ショウジョウバエノッチおよびそのリガンドの結合に関する研究により、ショウジョウバエノッチのリガンドがノッチに結合するために必要なアミノ酸領域は、シグナルペプチドが切断された成熟体蛋白質のN末からDSL配列までであることが明らかにされている(国際公開番号WO92/19734)。また、同様に線虫を用いたFitzgeraldとGreenwald(Development、121、4275−4282、1995)の研究からノッチリガンド様分子APX−1はノッチ様リセプターの活性化にとって全長のアミノ末端からDSLドメインまで十分であることが明らかにされている。
これらのことから、ヒトノッチリガンド分子のリガンド作用発現に必要な領域は少なくともDSLドメイン、すなわち配列表の配列番号1のアミノ酸配列の149番のシステインから191番のシステインを含む領域であり、また、少なくともヒトデルタ−1のリガンド作用の発現に必要な領域は配列表の配列番号1に示した新規アミノ酸配列であり、更に少なくともヒトセレイト−1のリガンド作用の発現に必要な領域は配列表の配列番号2に示した新規アミノ酸配列であることがわかる。

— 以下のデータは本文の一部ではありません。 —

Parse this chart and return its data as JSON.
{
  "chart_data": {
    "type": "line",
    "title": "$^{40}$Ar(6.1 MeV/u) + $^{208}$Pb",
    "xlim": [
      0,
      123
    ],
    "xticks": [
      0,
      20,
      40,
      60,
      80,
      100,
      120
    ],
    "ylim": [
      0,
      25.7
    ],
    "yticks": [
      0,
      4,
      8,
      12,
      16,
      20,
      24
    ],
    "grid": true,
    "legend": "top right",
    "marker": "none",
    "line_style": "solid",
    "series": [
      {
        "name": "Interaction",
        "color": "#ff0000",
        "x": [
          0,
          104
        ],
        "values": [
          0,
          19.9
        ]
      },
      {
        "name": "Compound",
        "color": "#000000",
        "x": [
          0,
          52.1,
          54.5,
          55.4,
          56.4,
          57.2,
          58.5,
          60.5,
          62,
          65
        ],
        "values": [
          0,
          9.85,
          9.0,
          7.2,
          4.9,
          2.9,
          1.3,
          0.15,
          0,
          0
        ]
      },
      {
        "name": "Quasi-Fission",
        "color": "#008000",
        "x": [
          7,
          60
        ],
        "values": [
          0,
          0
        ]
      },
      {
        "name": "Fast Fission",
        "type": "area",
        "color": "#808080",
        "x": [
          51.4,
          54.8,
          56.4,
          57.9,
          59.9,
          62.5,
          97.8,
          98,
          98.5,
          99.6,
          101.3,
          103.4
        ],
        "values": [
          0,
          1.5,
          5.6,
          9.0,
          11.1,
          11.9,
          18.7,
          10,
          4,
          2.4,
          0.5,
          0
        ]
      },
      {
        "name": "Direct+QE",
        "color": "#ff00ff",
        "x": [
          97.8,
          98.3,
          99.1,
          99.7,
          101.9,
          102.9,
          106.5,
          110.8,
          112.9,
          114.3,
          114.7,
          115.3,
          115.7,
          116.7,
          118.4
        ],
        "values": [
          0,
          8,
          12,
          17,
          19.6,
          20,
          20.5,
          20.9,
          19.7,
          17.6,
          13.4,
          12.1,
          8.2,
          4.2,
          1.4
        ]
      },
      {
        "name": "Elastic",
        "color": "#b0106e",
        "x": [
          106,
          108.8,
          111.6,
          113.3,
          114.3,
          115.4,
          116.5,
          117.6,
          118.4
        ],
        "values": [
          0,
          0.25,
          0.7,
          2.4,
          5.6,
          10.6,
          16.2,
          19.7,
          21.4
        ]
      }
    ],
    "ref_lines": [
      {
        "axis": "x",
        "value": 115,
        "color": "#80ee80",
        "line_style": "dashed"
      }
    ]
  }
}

また、実施例2に示したように、配列表の配列番号4の遺伝子配列の一部もしくは全部をコードするDNAを用いれば、新規ヒトデルタ−2のmRNAの検出が可能である。たとえば、これらの遺伝子の発現を調べる方法として、配列表の配列番号4の一部の遺伝子配列を有する12merから16mer以上、さらに望ましくは20mer以上の相補し得る核酸、つまりアンチセンスDNA、RNA、及びそれらがメチル化、メチルフォスフェート化、脱アミノ化、またはチオフォスフェート化された誘導体を用い、ハイブリダイゼーション、PCR等の手法によって行うことが出来る。同様な方法でマウス等の他の生物の本遺伝子のホモログの検出や遺伝子クローニングができる。さらに、ヒトを含めたゲノム上の遺伝子のクローニングも同様に可能である。従って、そのようにしてクローニングされたこれら遺伝子を用いれば、ヒトデルタ−2の更に詳細な機能も明らかにすることが出来る。例えば、近年の遺伝子操作技術を用いれば、トランスジェニックマウス、ジーターゲッティングマウス、また、本遺伝子と関連する遺伝子を共に不活化したダブルノックアウトなどのあらゆる方法を用いることが出来る。また、本遺伝子のゲノム上の異常があれば、遺伝子診断、遺伝子治療への応用も可能である。
尚、本発明の新規ヒトデルタ−2の全アミノ酸配列をコードするcDNAを含むベクターpBSDL−2を大腸菌JM109に遺伝子導入した形質転換細胞は、E.coli:JM109−pBSDL−2として日本国茨城県つくば市東1丁目1番3号に所在の通商産業省工業技術院生命工学工業技術研究所に寄託されている。寄託日は平成9年5月9日であり、寄託番号はFERM BP−5941。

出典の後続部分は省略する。